The underside of my cement washing machine was awkward to clean of leaves and other debris (see: http://www.instructables.com/id/Hand-powered-WASHING-MACHINE ). At first, I decided to block it in solidly with styrofoam and cement, but then decided to take a more minimalist approach, just creating a surface skin to enclose air. It was another chance to practice with the plastic window screen and grout technique I used previously to patch a broken section of privacy wall (see: http://www.instructables.com/id/Grout-and-Screen-Hole-Patching ) .
The shape in this project was more complicated, but as expected, the material adapted nicely to the task at hand.
The shape of the filled in area is highest in the back corner and slopes steeply toward either side to help leaves wash down to the base in front.

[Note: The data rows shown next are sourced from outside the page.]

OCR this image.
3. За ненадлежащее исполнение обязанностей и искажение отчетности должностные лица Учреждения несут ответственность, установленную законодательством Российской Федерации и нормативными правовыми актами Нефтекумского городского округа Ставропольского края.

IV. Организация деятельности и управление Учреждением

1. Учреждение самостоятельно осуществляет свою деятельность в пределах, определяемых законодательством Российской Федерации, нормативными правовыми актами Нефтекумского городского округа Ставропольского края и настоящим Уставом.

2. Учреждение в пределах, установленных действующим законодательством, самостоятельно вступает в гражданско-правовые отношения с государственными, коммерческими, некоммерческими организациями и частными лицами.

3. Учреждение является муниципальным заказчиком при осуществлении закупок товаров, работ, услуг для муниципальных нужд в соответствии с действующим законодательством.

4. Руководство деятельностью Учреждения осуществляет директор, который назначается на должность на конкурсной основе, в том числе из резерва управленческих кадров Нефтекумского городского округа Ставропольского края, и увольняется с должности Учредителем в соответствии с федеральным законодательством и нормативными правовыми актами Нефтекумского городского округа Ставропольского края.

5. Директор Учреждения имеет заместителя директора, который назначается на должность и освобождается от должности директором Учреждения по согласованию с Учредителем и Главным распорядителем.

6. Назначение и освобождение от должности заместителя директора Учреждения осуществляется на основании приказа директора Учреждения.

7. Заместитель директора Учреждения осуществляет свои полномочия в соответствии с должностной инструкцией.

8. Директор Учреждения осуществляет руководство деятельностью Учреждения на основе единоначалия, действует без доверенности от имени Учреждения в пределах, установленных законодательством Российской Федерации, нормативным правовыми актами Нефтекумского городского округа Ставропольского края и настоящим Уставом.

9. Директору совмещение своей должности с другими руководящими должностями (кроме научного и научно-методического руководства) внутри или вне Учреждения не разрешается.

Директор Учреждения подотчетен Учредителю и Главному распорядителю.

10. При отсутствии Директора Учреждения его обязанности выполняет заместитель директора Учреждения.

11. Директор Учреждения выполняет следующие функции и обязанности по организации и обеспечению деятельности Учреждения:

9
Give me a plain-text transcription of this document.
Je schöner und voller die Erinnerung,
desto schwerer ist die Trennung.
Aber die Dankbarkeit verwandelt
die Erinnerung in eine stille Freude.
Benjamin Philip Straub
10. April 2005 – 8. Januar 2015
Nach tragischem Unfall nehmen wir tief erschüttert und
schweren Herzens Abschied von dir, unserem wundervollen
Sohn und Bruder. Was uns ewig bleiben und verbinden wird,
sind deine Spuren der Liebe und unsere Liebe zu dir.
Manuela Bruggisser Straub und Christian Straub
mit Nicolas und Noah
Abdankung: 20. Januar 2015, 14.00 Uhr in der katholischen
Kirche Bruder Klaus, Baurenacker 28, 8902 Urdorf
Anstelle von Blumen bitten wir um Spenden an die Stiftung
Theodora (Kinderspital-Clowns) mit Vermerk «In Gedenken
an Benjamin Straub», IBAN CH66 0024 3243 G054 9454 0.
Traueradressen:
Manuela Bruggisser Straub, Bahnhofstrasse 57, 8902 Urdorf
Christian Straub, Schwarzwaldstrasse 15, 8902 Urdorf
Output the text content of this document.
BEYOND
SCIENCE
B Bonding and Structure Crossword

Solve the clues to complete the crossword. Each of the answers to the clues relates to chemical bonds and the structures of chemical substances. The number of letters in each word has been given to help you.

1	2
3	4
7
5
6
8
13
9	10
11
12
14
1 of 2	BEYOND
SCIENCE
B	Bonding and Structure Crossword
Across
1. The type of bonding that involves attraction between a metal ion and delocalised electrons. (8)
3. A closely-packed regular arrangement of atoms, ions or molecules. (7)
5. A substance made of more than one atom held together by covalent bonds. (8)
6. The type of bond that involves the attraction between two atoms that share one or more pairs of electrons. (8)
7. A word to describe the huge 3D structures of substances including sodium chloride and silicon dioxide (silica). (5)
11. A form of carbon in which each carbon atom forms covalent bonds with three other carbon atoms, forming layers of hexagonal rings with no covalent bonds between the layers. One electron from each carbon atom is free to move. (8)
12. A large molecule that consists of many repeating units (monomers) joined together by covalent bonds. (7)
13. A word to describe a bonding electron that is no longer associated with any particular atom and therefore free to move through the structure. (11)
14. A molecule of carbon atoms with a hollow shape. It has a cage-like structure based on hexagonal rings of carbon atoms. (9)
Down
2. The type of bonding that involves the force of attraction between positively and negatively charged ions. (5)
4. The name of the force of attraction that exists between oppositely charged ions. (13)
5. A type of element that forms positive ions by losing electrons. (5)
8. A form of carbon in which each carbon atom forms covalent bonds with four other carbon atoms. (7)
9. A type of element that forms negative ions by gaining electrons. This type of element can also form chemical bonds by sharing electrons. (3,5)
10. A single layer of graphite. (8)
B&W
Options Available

I'm sure that, even with their strength limitations, women and children would not have trouble working with this material. The grout is easy to mix in small batches, and is just brushed on with a house brush for the most part. The grout membrane is pretty strong, considering how thin it is.
The screen is just stuck down with grout to the existing structures. It's a quick and easy technique.
Step 1: Tools and Materials
Like cement, when stored in plastic buckets with lids, dry grout will last a long time in storage. Sanded grout, or "pega" as it is called here, is used to glue down tiles. It doesn't shrink, so is less prone to crack than is cement. Mix it with water to a thick cream consistency for brushing.
Plastic window screen comes in rolls. Cut it with scissors.
You need rubber gloves, a house brush and a mixing container. A little trowel is also sometimes useful. A wet sponge helps for cleaning up spots.